Along the full length of one wall was a case holding books, books encased in the same gray wood as formed the furniture. To his left were two other doors, both open.

Lefty, seeing that Blake had come to no harm, now sidled farther in. He stared about him as if the oddness of the place made an impression.

"Geeze—" was his acceptance of what he saw. "Some joint!"

He drew a finger across the cushion of the nearest chair. "Whatta yuh know—fur! And why all them faces plastered up on th' wall? This guy must be a headhunter!" He started to laugh at his own flight of imagination but the laughter died away as he took a second look at the masks.

"This sure is a screwy joint. I don't get it."

There was no sound from the other rooms. Surely if the apartment was inhabited they would have roused someone. But the feeling that the suite was deserted persisted, and his own private warning system gave him no hint of danger.

Blake went into the next room. Again lights flashed as he crossed the threshold, and he saw he was in a bedroom. The bed was low and wide, built into a corner, bunk fashion. One of the soft carpets—this time pure white—covered the floor. And the bed was spread with an embroidered cover glowing with color, sparks of gemlight reflected from points in the pattern. A chest of ebony wood inlaid with a design of leaves in red and gold was against one wall and above it hung a silvery mirror.

Catching sight of his grimy, disreputable self in that mirror, Blake was more than ever glad he had not blundered in upon a native. But the room was empty and again he had the undefinable feeling that it had been so for days.

"Geeze—" Lefty paid his favorite tribute.'"Class, real class! Big John's dump ain't like this. Real class!"

The artist in Blake longed to examine the jewel-sewn cover, and all the rest of the treasures, but there was no time; to linger was foolish. They must get back to the laboratory and make an effort with the carrier even if it meant a return to the cellar where Scappa had imprisoned them. Something in the very air here suggested that Scappa, as bad as he was, might not be the greatest peril one could encounter along the worlds-traveling route. The masks had shaken Blake more than he cared to admit even to himself.

"We better get back—" he was beginning.

"Back where?" Lefty wanted to know. "Sure; I know we gotta get outta here."

Whether Blake could have carried his point about return to the carrier he was never to know, for at that moment there was a subdued chime, the first sound they had yet heard.

On the wall by the hall door was a round plate, resembling a porthole in a ship's cabin. But this was no longer dull gray. Three flashes from it riveted their attention. Lefty, with a cry close to a scream, simply turned and ran blindly out into the hall as a pattern began to form on the disc.
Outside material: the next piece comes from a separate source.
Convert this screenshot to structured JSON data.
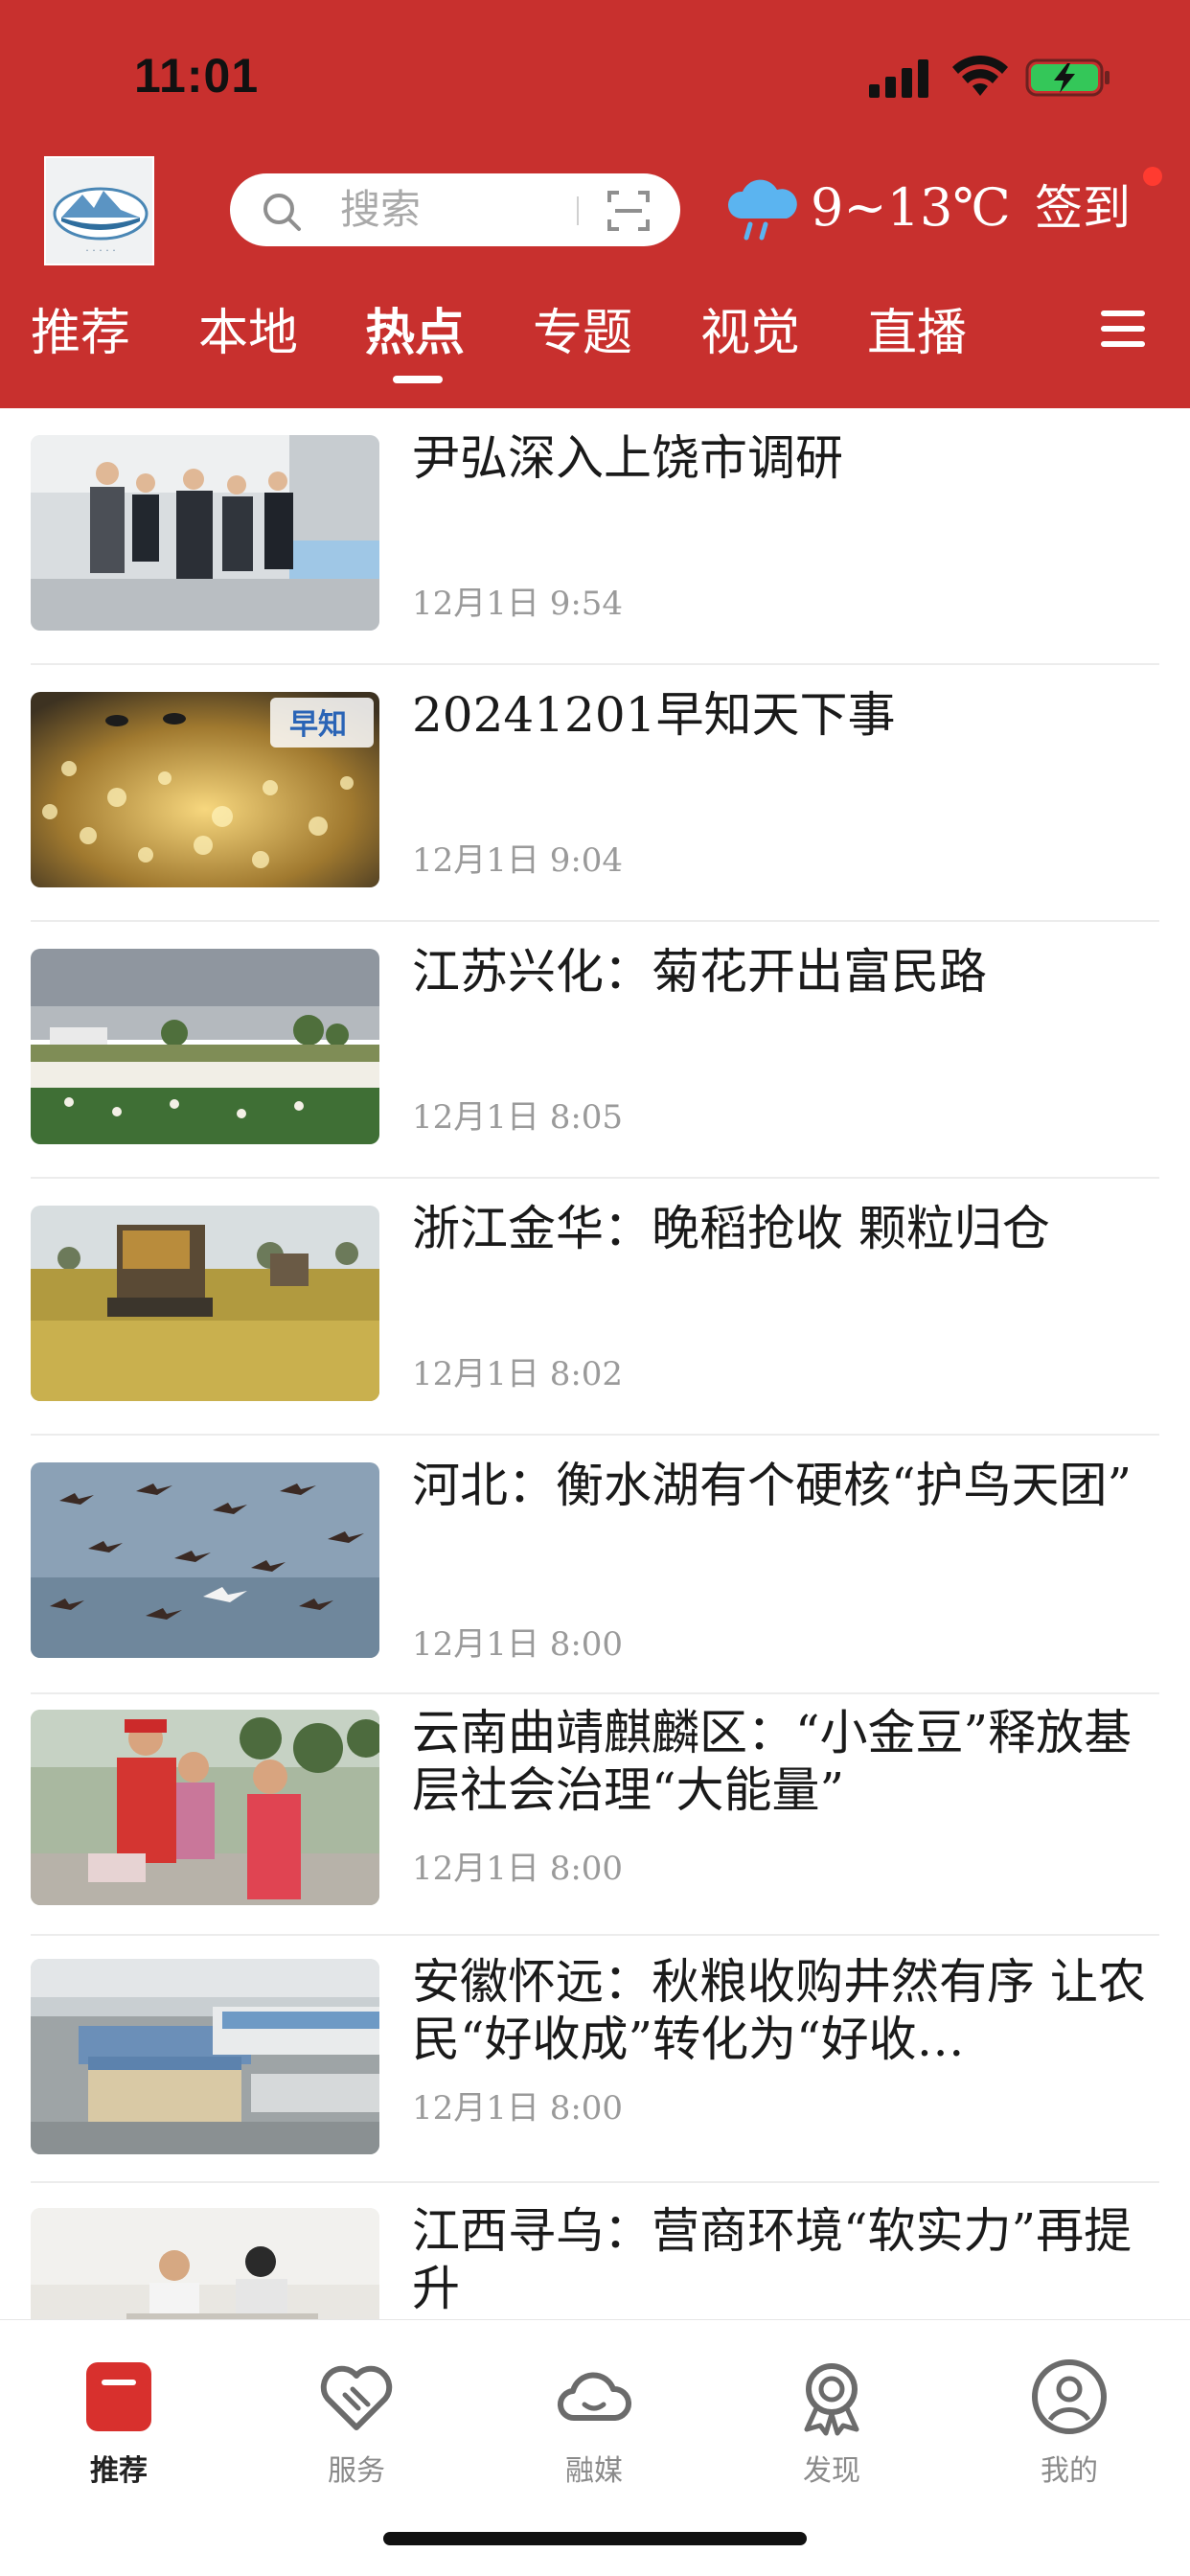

Blake stood his ground. There were lines of script—totally unfamiliar. And yet he felt they were allied to something he had once seen—that somewhere he had glanced over pothooks not unlike them. He roused from his study just in time to see the hall door close, sealing him in and Lefty out. He jumped for it, but there was a sharp click and for all his pushing it remained sealed.

Daringly he hammered on its surface, calling upon Lefty to release the catch by stepping in front. But, if the little man was still in the hall, he made no move, and the door continued to withstand Blake's efforts.

By the time he accepted the fact that he was now a prisoner, the message plate had gone dead. And he was very sure he could not depend upon Lefty to free him. He had been all wrong in keeping the full meaning of their journey from the other. Lefty wanted to get out of the building. Suppose he did leave—he would be an object of suspicion to the first native of this level whom he met. And the farther Lefty strayed from the laboratory, the more certain was their capture.